Вокруг расстилались зеленые поля и холмы, на которых паслись стада, а с вершин холмов открывался вид на синеющее вдали море.
Теперь они ехали молча. Каролина смотрела прямо перед собой, и дон Рамон, оказавшийся прекрасным наездником, то и дело поглядывал на нее с загадочным выражением.
Она не могла знать, что он грезит о совершенно несбыточном. Сейчас он видел свою спутницу хозяйкой огромного роскошного особняка, который он купит для нее. Видел, как она изящно откинулась на сиденье роскошного экипажа, экипажа, которым ему, вероятнее всего, никогда не придется владеть. Он представлял, как они проезжают по Гаване и все с завистью смотрят на его спутницу. Он видел Каролину, украшенную жемчугами и бриллиантами, достойными ее красоты; она плыла в танце на балу у губернатора, нет, не здесь, а в Мадриде, при дворе! Он видел, как ее представляют коронованным особам, и видел себя рядом с ней.
Дон Рамон резко осадил коня у низкого холма, в тени пальмы. Справа от всадников раскинулось поместье с традиционной аллеей, ведущей к высокому дому с черепичной крышей, окруженному целой россыпью живописных строений.
— Это владения Переса де Кадалсо, — сообщил дон Рамон так, будто имя Кадалсо могло Каролине о чем-то говорить.
Она машинально кивнула.
— Перес де Кадалсо — отец донны Химены, — пояснил Рамон.

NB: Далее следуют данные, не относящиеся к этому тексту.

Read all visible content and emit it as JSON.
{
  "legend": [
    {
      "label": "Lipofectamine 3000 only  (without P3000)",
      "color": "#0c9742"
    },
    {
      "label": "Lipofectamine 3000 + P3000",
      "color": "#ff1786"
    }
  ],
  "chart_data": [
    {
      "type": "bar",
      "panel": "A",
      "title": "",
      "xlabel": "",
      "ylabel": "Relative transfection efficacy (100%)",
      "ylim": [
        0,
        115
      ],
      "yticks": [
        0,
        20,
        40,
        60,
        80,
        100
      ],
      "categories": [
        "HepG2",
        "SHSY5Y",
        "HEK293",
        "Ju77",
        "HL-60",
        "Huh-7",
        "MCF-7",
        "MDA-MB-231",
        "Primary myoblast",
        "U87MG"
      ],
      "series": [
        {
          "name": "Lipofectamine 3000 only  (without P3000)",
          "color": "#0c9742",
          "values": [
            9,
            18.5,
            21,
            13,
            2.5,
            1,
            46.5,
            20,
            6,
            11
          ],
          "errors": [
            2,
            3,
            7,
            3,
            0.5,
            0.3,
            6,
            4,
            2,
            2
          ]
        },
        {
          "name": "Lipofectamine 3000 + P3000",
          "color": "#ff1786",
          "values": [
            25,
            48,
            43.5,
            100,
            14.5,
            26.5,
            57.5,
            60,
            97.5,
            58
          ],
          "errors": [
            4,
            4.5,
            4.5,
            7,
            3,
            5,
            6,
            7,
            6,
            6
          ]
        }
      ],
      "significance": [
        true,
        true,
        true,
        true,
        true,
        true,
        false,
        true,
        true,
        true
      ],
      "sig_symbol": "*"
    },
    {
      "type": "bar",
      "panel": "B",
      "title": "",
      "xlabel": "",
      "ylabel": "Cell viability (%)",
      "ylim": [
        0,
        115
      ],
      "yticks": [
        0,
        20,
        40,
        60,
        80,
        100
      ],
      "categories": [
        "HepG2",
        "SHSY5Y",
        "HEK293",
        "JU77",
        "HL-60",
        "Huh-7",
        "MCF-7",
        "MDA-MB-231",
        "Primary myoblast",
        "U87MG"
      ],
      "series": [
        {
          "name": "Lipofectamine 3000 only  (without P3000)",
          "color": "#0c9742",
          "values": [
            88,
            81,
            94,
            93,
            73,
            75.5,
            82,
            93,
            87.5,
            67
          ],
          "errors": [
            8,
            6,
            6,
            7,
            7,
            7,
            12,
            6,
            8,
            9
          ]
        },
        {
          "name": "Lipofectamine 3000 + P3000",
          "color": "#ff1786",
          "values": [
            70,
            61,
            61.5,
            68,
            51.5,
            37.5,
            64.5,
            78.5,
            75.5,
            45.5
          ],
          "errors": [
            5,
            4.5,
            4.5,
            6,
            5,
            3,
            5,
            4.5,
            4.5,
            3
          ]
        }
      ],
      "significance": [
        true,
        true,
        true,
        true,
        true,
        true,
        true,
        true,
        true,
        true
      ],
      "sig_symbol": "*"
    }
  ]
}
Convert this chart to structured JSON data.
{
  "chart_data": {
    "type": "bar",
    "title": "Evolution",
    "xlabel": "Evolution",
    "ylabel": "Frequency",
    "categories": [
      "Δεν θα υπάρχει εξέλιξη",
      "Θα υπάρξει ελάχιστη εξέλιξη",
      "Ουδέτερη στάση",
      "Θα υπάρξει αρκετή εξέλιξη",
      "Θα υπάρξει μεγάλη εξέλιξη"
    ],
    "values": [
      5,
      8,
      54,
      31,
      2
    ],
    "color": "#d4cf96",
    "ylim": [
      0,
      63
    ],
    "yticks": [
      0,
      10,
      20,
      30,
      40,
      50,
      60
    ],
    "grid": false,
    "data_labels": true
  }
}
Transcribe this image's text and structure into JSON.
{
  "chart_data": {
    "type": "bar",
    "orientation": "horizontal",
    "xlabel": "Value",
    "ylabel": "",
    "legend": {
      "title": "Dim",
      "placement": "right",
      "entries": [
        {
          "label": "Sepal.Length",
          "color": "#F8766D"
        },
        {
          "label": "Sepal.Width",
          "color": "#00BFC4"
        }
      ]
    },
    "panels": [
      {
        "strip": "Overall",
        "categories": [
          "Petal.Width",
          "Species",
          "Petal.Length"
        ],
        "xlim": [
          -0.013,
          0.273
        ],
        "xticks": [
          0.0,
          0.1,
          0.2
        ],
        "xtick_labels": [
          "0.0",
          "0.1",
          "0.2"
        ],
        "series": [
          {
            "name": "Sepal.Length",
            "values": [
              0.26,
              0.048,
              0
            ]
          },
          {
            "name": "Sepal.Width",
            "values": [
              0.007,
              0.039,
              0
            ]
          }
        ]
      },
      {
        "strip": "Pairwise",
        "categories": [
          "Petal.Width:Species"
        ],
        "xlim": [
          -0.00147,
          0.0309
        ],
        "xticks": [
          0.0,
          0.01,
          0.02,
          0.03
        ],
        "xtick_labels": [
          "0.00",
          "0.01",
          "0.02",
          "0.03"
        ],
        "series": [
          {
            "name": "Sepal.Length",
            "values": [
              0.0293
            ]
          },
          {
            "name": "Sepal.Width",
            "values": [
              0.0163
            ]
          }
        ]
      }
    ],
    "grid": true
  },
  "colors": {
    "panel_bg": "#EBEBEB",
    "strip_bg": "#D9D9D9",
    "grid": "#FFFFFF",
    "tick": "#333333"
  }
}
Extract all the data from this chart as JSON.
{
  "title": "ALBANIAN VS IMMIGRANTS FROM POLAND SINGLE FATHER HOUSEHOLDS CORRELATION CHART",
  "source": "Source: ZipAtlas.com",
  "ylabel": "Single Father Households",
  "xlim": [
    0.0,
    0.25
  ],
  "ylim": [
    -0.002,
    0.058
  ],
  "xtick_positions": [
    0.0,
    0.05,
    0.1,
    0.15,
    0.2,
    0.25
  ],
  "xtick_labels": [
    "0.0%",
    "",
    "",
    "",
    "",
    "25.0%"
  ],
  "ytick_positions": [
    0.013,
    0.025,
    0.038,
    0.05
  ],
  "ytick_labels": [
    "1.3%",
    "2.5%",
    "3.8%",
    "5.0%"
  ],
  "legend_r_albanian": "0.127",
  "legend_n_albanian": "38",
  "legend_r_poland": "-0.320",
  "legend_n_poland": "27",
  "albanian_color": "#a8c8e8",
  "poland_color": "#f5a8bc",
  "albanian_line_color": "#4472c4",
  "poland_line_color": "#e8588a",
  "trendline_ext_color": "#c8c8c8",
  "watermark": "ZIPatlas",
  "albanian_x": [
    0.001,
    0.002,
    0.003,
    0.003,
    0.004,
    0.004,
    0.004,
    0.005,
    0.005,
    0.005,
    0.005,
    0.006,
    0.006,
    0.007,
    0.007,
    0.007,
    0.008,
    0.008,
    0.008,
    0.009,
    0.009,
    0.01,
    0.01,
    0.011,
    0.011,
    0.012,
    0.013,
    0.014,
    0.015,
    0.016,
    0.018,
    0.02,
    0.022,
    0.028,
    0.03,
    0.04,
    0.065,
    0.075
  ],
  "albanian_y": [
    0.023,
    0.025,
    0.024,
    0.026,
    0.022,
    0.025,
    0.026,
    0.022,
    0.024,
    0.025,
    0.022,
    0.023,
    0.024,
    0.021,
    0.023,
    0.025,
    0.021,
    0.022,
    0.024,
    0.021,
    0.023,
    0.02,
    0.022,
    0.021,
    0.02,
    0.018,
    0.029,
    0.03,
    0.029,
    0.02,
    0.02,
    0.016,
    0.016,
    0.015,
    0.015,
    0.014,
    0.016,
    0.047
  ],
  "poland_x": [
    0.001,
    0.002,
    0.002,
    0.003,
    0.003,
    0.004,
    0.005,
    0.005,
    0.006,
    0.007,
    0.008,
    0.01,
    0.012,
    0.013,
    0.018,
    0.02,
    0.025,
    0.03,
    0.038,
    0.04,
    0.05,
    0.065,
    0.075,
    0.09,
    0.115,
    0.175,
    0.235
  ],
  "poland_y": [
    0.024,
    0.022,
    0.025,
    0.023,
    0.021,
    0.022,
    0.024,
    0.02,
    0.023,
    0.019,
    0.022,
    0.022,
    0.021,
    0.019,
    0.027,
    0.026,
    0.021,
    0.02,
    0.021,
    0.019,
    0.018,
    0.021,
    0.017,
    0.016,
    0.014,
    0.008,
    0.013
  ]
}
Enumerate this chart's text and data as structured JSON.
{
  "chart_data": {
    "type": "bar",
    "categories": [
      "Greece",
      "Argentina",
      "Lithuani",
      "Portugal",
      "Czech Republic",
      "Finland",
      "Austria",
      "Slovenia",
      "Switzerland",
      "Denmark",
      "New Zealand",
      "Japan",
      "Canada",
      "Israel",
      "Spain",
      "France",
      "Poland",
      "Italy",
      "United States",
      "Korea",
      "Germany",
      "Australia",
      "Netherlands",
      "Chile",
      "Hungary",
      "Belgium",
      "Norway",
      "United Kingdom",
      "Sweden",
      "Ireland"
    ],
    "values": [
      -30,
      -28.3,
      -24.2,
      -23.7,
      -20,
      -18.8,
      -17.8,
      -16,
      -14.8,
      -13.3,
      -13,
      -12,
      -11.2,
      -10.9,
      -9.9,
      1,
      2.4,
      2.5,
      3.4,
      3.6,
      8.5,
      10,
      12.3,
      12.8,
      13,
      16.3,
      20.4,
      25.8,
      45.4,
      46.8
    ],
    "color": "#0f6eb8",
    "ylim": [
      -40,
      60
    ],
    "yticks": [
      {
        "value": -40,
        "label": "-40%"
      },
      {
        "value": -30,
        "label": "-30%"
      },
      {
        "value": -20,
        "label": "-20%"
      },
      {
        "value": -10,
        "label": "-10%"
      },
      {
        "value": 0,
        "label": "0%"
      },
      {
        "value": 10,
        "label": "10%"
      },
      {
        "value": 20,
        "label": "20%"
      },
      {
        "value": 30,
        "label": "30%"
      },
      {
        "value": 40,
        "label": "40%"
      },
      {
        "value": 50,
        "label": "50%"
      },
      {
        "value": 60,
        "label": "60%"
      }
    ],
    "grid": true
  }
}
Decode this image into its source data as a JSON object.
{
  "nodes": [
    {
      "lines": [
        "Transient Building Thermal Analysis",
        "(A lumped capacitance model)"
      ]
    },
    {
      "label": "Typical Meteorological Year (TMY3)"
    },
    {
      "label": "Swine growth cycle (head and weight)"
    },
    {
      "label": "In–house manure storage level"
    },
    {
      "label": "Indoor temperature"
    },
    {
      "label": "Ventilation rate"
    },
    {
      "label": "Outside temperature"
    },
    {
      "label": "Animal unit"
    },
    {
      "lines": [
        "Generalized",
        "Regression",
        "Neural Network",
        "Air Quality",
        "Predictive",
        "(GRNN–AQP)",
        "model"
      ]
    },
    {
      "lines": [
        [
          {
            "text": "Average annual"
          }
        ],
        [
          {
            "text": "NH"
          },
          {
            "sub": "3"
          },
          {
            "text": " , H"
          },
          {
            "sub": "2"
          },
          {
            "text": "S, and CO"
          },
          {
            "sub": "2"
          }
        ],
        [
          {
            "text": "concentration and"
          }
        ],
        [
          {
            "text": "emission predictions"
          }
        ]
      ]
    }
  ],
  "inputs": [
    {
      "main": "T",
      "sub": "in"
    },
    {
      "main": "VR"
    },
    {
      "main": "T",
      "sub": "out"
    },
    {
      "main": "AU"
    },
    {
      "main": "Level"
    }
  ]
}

Каролина взглянула на дом уже с большим интересом.
— Значит, здесь донна Химена выросла, — пробормотала она.
— Да, они жили и здесь, и в Гаване — у них красивый дом в городе. У отца Химены еще два таких же поместья. Да плантация в джунглях.
— Тогда я понимаю, почему она вышла замуж за самого богатого человека в Гаване. Деньги, как говорится, к деньгам.
Спутник Каролины тоже смотрел на дом. Когда-то он горько сожалел о том, что не с тем обручилась первая невеста Гаваны, но теперь эта мысль перестала его угнетать.
Конечно, причиной этой перемены была женщина, которая ехала с ним рядом, женщина с серебряными искрами в глазах, сегодня отчего-то особенно грустных.
— Донна Химена благосклонна к дону Диего, — сказал он вдруг с грубой прямотой.
Пусть знает, если до сих пор еще не узнала, что его соперник увлечен другой женщиной.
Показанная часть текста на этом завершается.